É tragicamente absurdo que a humanidade repetidamente se sujeite a isso, então é de fato como se estivéssemos num encontro entre o nonsense de Feitiço de Tempo - Tom Cruise faz um homem da mídia como Bill Murray fazia, e Bill Paxton preenche o papel de alívio cômico como Stephen Tobolowsky na comédia de 1993 - e o absurdo fascistoide de Tropas Estelares (a propaganda da guerra, crucial no filme de Paul Verhoeven, é a primeira coisa que Bill Cage revê diariamente quando desperta da morte).
Coloque no meio elementos tirados de Matadouro 5 (o trauma da guerra vivido no repeat), Distrito 9 (transformar o observador cínico em protagonista), Matrix Revolutions (exoesqueletos duros contra aliens tentaculares maleáveis, uma das principais alterações em relação ao livro) e A Identidade Bourne do próprio Doug Liman (a repetição torna Bill Cage um Jason Bourne, seus reflexos condicionados à sua memória) e temos uma mistura bem pensada para provocar reflexão e, ao mesmo tempo, entreter o público.
No Limite do Amanhã termina mais apaziguado do que começou, ao encontrar na subtrama romântica do menino-encontra-menina uma saída talvez previsível e segura, sem testar os limites de sua sátira política como Verhoeven testava em Tropas Estelares.
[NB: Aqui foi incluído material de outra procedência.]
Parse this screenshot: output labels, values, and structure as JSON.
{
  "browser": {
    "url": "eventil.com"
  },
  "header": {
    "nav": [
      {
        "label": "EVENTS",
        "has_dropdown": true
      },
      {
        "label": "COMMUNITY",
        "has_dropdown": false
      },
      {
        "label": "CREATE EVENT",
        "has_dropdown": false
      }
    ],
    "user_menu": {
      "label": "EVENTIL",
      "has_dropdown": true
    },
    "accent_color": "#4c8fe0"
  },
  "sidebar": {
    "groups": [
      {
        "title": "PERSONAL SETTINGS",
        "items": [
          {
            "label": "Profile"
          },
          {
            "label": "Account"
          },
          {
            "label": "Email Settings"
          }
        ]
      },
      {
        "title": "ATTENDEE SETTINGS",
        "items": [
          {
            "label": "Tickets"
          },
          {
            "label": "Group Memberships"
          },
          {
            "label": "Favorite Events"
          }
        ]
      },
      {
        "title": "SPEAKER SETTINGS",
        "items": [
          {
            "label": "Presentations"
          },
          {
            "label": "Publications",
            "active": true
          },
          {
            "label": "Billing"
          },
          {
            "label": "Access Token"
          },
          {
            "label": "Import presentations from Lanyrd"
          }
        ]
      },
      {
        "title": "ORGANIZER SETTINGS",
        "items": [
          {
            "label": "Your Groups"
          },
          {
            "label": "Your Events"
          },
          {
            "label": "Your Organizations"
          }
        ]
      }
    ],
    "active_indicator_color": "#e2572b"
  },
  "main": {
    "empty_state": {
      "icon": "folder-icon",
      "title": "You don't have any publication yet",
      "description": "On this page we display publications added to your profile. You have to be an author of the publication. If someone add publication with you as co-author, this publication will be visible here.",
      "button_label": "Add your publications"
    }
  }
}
Isso não significa, porém, que é um blockbuster inofensivo. Na verdade, ao emular a dinâmica de checkpoints dos games de guerra e tiro, Liman aproveita para criticar o vazio desses jogos - em que morrer não significa nada além da contagem de cabeças. Se as guerras hoje se fazem no joystick, No Limite do Amanhã ajusta seu comentário aos novos tempos.